I have a 2xN dataframe of chat messages, and I am trying to find the cleanest way to merge consecutive messages that originate from the same speaker. Here is a sample of the data I am working with:
mydata = pd.DataFrame(data=[['A','random text'],
['B','random text'],
['A','random text'],
['A','random text'],
['A','random text'],
['B','random text'],
['A','random text'],
['B','random text'],
['B','random text'],
['A','random text']], columns=['speaker','message'])
Hopefully you can see that the order of speakers is not in an ABAB format as I would like. Instead, there are some sequences of AAAB and ABBA. My current thinking is to rebuild the dataframe from scratch, checking the ID of each row with the ID of the next index position...
mergeCheck = True
while mergeCheck is True:
# set length of the dataframe
lenDF = len(mydata)
# empty list to rebuild dataframe
mergeDF = []
# set index position at the beginning of dataframe
i = 0
while i < lenDF-1:
# check whether adjacent rows have different ID
if mydata['speaker'].iloc[i] != mydata['speaker'].iloc[i+1]:
# if true, append row as is to mergeDF list
mergeDF.append([mydata['speaker'].iloc[i],
mydata['message'].iloc[i]])
# increase index position by 1
i +=1
else:
# merge messages
mergeDF.append([mydata['speaker'].iloc[i],
mydata['message'].iloc[i] + mydata['message'].iloc[i+1]])

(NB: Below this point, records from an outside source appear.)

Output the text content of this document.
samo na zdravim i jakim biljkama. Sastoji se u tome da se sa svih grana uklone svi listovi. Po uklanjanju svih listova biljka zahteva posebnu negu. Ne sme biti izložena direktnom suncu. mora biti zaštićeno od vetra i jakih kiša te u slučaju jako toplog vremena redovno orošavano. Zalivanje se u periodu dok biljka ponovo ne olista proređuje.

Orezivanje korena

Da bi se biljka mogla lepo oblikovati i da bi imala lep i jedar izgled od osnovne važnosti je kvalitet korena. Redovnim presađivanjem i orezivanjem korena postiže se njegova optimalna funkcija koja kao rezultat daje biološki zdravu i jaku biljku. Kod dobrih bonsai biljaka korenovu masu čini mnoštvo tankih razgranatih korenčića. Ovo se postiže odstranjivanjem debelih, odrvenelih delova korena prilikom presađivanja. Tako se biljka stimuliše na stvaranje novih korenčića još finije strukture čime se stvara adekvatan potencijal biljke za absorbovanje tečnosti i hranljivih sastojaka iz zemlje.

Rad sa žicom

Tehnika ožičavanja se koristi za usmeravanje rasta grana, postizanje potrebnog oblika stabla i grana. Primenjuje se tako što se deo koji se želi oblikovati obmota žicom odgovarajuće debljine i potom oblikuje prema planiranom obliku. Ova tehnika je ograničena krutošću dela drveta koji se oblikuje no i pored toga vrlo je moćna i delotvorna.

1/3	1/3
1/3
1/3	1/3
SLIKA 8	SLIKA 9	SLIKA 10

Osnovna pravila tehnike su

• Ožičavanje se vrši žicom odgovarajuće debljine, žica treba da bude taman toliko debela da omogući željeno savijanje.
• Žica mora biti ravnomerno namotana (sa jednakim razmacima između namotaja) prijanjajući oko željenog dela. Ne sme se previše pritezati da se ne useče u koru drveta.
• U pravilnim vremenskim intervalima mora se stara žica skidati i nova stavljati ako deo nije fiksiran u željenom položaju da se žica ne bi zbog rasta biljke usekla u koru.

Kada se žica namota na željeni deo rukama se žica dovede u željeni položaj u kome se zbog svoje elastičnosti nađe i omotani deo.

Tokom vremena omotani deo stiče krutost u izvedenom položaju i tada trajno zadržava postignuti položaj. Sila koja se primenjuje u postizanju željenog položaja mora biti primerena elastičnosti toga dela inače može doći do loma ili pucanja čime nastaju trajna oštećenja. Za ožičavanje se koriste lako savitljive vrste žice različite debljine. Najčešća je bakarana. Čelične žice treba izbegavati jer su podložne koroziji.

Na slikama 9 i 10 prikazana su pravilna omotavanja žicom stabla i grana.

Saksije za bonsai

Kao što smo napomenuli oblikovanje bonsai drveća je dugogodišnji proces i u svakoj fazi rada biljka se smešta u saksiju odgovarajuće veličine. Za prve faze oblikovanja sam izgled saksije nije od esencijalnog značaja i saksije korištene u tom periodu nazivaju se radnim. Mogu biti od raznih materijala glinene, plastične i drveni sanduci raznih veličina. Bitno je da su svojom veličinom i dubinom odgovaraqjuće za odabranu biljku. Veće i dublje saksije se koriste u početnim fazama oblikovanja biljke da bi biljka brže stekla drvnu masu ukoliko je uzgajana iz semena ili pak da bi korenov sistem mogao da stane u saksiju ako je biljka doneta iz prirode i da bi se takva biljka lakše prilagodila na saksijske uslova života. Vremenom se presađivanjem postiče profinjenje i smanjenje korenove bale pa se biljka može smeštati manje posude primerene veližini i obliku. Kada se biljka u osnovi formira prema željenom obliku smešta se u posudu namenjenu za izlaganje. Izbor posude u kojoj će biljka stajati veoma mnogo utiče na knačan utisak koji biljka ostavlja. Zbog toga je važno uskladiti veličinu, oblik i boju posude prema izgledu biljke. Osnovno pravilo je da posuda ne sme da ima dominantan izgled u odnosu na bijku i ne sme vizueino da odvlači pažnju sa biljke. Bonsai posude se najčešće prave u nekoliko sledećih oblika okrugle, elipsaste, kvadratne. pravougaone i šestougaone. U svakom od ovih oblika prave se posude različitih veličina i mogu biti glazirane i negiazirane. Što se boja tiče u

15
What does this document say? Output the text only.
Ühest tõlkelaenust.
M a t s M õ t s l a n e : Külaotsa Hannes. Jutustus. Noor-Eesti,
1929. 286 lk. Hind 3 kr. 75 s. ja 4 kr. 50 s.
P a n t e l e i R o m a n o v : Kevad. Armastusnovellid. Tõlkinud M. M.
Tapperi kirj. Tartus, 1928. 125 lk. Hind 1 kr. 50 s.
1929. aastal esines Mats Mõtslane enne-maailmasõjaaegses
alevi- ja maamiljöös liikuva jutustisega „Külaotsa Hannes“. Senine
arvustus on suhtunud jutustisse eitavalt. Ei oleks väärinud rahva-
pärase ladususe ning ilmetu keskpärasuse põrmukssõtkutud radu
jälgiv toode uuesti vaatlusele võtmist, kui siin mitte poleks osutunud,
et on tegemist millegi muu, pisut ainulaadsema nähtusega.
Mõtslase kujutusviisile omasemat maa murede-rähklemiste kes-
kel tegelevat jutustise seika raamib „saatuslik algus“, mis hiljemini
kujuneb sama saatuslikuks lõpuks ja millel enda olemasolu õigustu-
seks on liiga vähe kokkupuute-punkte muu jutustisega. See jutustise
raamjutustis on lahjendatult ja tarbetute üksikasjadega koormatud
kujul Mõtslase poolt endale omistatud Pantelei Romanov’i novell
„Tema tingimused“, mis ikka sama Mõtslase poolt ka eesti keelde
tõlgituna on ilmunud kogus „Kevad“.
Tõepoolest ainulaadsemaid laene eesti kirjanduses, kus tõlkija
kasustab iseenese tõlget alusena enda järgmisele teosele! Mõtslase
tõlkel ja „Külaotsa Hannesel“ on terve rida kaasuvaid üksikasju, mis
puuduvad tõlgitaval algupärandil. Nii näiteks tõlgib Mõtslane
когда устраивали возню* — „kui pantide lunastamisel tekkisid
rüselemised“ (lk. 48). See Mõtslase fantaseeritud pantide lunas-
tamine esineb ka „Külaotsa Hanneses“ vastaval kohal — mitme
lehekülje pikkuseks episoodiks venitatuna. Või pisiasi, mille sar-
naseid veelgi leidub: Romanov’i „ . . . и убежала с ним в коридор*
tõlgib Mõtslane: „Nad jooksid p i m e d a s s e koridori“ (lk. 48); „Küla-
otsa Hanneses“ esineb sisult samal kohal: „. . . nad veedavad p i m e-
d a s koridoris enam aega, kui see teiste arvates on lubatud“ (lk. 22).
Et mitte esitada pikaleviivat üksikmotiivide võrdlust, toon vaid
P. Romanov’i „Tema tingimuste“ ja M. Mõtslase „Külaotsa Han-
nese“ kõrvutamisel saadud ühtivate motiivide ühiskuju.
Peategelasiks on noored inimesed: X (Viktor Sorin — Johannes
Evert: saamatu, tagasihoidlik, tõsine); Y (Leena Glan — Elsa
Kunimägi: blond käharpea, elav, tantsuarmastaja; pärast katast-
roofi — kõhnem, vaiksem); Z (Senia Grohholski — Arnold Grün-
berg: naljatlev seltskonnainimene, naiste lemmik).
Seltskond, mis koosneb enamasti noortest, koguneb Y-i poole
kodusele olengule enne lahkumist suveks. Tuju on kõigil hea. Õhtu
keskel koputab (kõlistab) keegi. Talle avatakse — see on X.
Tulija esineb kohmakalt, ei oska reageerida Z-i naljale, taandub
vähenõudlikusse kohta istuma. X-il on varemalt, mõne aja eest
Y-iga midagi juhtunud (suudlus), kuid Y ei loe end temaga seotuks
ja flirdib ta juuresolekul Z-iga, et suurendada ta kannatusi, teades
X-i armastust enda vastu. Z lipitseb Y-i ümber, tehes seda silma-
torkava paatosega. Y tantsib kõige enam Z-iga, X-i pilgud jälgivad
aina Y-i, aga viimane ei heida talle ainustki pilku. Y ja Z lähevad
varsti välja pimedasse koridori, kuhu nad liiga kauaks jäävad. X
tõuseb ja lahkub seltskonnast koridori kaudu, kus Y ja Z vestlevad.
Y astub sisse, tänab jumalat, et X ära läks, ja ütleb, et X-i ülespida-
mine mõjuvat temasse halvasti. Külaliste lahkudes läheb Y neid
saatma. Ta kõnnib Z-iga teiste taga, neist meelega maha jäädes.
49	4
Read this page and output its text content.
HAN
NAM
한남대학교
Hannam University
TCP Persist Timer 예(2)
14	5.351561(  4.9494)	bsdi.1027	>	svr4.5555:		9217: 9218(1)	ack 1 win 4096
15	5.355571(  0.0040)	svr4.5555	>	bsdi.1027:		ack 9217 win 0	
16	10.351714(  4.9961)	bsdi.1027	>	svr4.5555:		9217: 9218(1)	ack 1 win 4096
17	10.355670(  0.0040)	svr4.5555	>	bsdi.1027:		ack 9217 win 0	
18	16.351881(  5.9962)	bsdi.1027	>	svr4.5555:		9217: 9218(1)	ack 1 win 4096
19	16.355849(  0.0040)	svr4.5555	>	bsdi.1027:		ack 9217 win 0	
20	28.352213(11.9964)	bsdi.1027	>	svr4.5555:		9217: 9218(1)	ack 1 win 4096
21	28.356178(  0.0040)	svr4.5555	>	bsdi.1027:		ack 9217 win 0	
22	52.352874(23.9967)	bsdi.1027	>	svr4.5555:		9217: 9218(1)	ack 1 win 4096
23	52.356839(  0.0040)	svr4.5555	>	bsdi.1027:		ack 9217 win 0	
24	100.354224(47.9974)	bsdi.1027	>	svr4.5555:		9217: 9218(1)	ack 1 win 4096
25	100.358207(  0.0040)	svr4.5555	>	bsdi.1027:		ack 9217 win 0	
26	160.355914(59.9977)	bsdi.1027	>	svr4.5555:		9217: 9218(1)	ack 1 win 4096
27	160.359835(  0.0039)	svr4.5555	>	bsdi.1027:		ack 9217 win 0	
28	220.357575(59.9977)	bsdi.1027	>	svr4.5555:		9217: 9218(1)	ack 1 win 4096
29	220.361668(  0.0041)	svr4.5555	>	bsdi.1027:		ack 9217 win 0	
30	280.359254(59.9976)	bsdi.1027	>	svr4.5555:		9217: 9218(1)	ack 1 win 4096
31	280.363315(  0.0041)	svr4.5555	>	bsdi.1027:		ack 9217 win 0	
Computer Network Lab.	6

# increase index position by 2
i +=2
# exit the loop if index position falls on the last message
if i == lenDF-1:
# if true, append row as is to mergeDF list
mergeDF.append([mydata['speaker'].iloc[i],
mydata['message'].iloc[i]])
# increase counter by 1
i +=1
if i == lenDF:
mergeCheck = False
However, this only works for two adjacent messages. Returning to my original data, when put into a dataframe, the above function generates the following output...
--------------------------
speaker | message
--------------------------
A 'random text'
B 'random text'
A 'random textrandom text'
A 'random text'
B 'random text'
A 'random text'
B 'random textrandom text'
A 'random text'
--------------------------
I have thought to extend the function to check more comparisons of i (i.e. does '.iloc[i] != .iloc[i+2]', or '.iloc[i] != .iloc[i+3]' etc.), but this gets unworkable really quickly. What I think I need is some way to repeat the above function until the dataframe is in the desired format. But I'm unsure how to go about this.